Intravitreal AAVβGEnh decreases lysosomal storage in hippocampus and visual cortex as well as LGN. Pairs of toluidine blue-stained, 0.5-μm-thick sections from the CA1 and CA4 regions of the hippocampus, visual cortex (VC), nonvisual cortex (NVC), and lateral geniculate nucleus (LGN) are from two 16-week-old MPS VII mice. The sections indicated by “−” are from the mouse that received no treatment. The sections indicated by “+” are from a littermate that received unilateral intravitreal AAVβGEnh at 4 weeks of age.
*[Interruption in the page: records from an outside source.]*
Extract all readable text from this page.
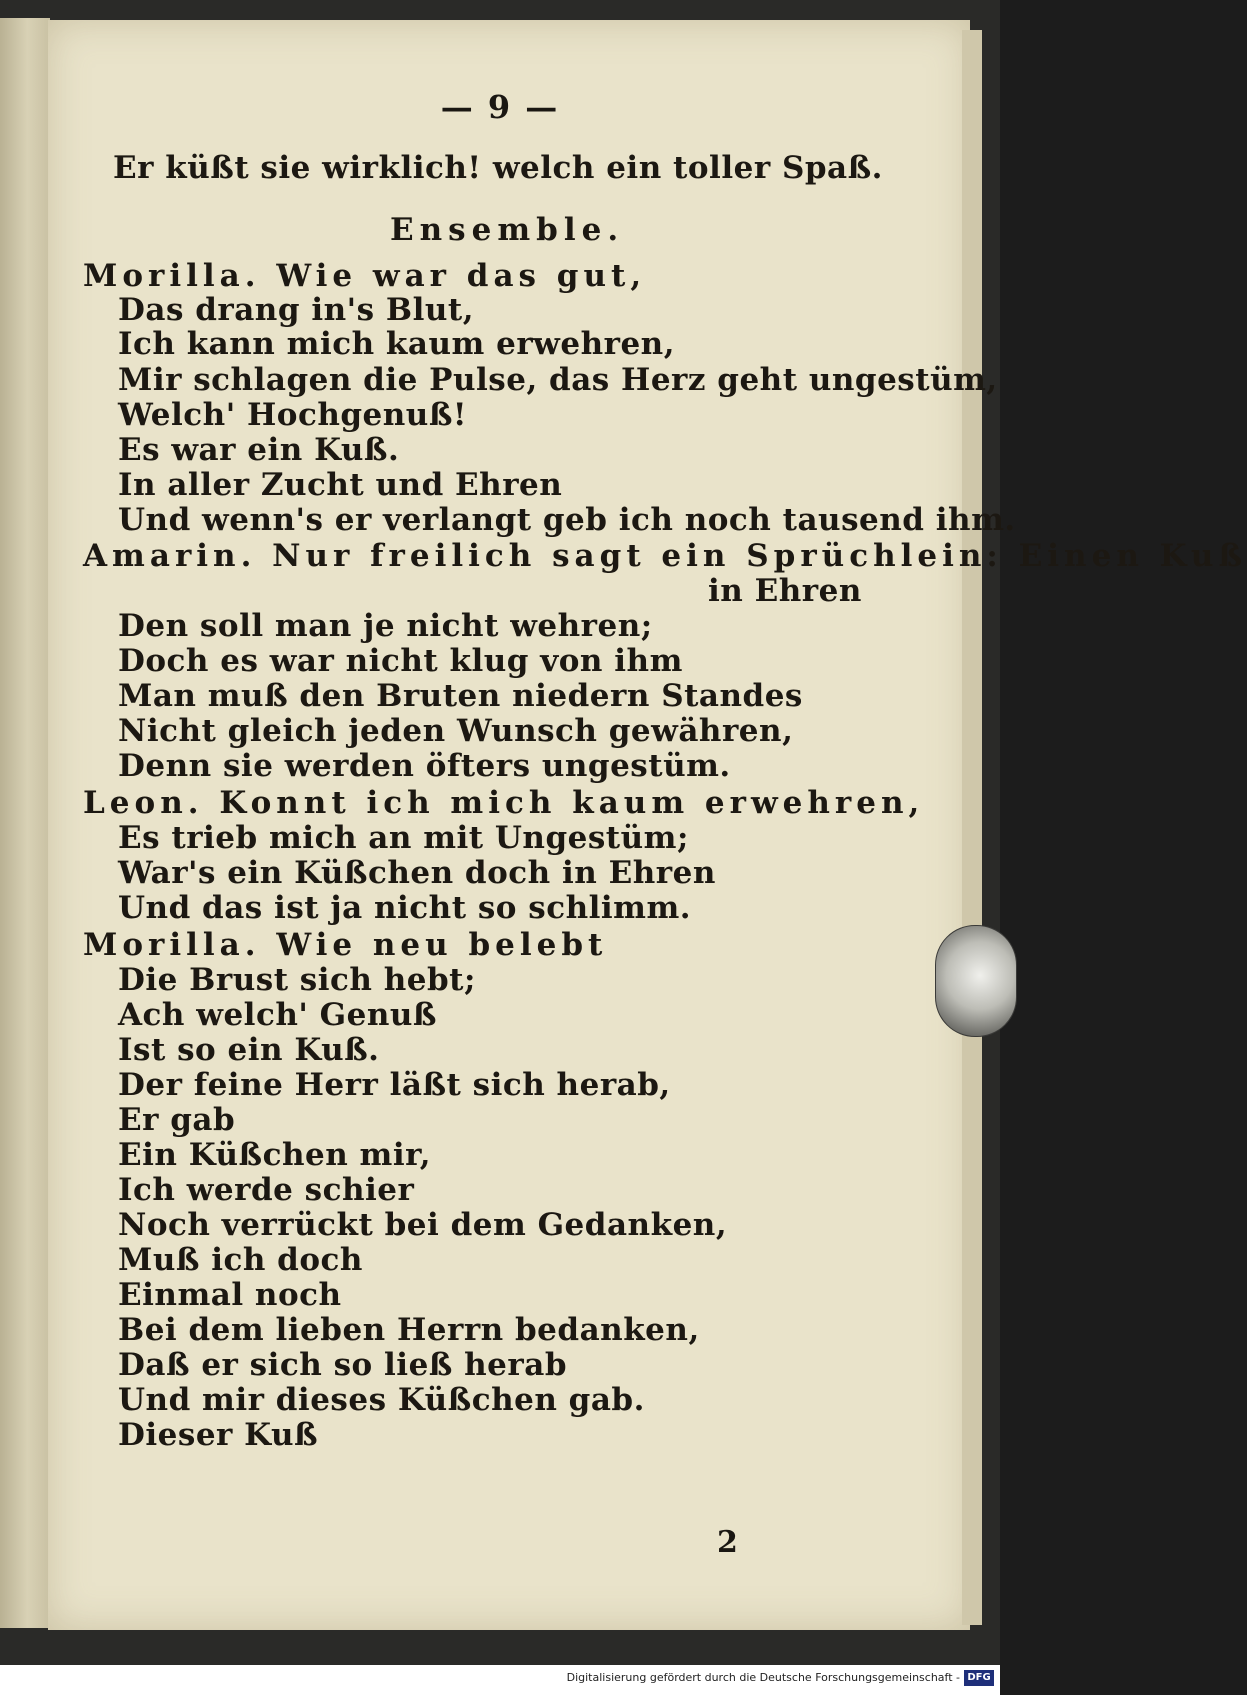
— 9 —

Er küßt sie wirklich! welch ein toller Spaß.

Ensemble.

Morilla. Wie war das gut,

Das drang in's Blut,

Ich kann mich kaum erwehren,

Mir schlagen die Pulse, das Herz geht ungestüm,

Welch' Hochgenuß!

Es war ein Kuß.

In aller Zucht und Ehren

Und wenn's er verlangt geb ich noch tausend ihm.

Amarin. Nur freilich sagt ein Sprüchlein: Einen Kuß

in Ehren

Den soll man je nicht wehren;

Doch es war nicht klug von ihm

Man muß den Bruten niedern Standes

Nicht gleich jeden Wunsch gewähren,

Denn sie werden öfters ungestüm.

Leon. Konnt ich mich kaum erwehren,

Es trieb mich an mit Ungestüm;

War's ein Küßchen doch in Ehren

Und das ist ja nicht so schlimm.

Morilla. Wie neu belebt

Die Brust sich hebt;

Ach welch' Genuß

Ist so ein Kuß.

Der feine Herr läßt sich herab,

Er gab

Ein Küßchen mir,

Ich werde schier

Noch verrückt bei dem Gedanken,

Muß ich doch

Einmal noch

Bei dem lieben Herrn bedanken,

Daß er sich so ließ herab

Und mir dieses Küßchen gab.

Dieser Kuß

2
Digitalisierung gefördert durch die Deutsche Forschungsgemeinschaft - DFG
Black arrows indicate distended vacuoles in neurons; white arrows indicate storage in microglia and other nonneuronal cells. The approximate sites of the respective histologic samples are indicated on the GUSB-stained cryostat section.

Fig. 4.

PCR reveals AAVβGEnh DNA in the injected eyes of treated mice, but not in brain samples. A, DNA from the right optic nerve (lane 1), left (injected) eye (lane 2), left optic nerve (lane 3), optic chiasm (lane 4), right LGN (lane 5), posterior LGN + anterior SC (lane 6), and SC (lane 7) of a 14-week-old MPS VII mouse that received an intravitreal injection at 6 weeks of age. Primers amplified a fragment of 240 bp from the human GUSB cDNA sequence encoded by AAVβGEnh as well as a 454 bp fragment from the endogenous mouse GUSB gene. B, Murine fibroblasts (3521 cells) containing one retroviral hGUSB cDNA insert per cell (lane 1) were titered with untransduced 3521 cells (lane 7). Cell mixtures contained one copy of hGUSB per 100 haploid genomes (lane 2), one per 1 × 10³ (lane 3), one per 2 × 10³ (lane 4), one per 10⁴ (lane 5), and one per 2 × 10⁴ (lane 6). Fragment sizes are given in base pairs.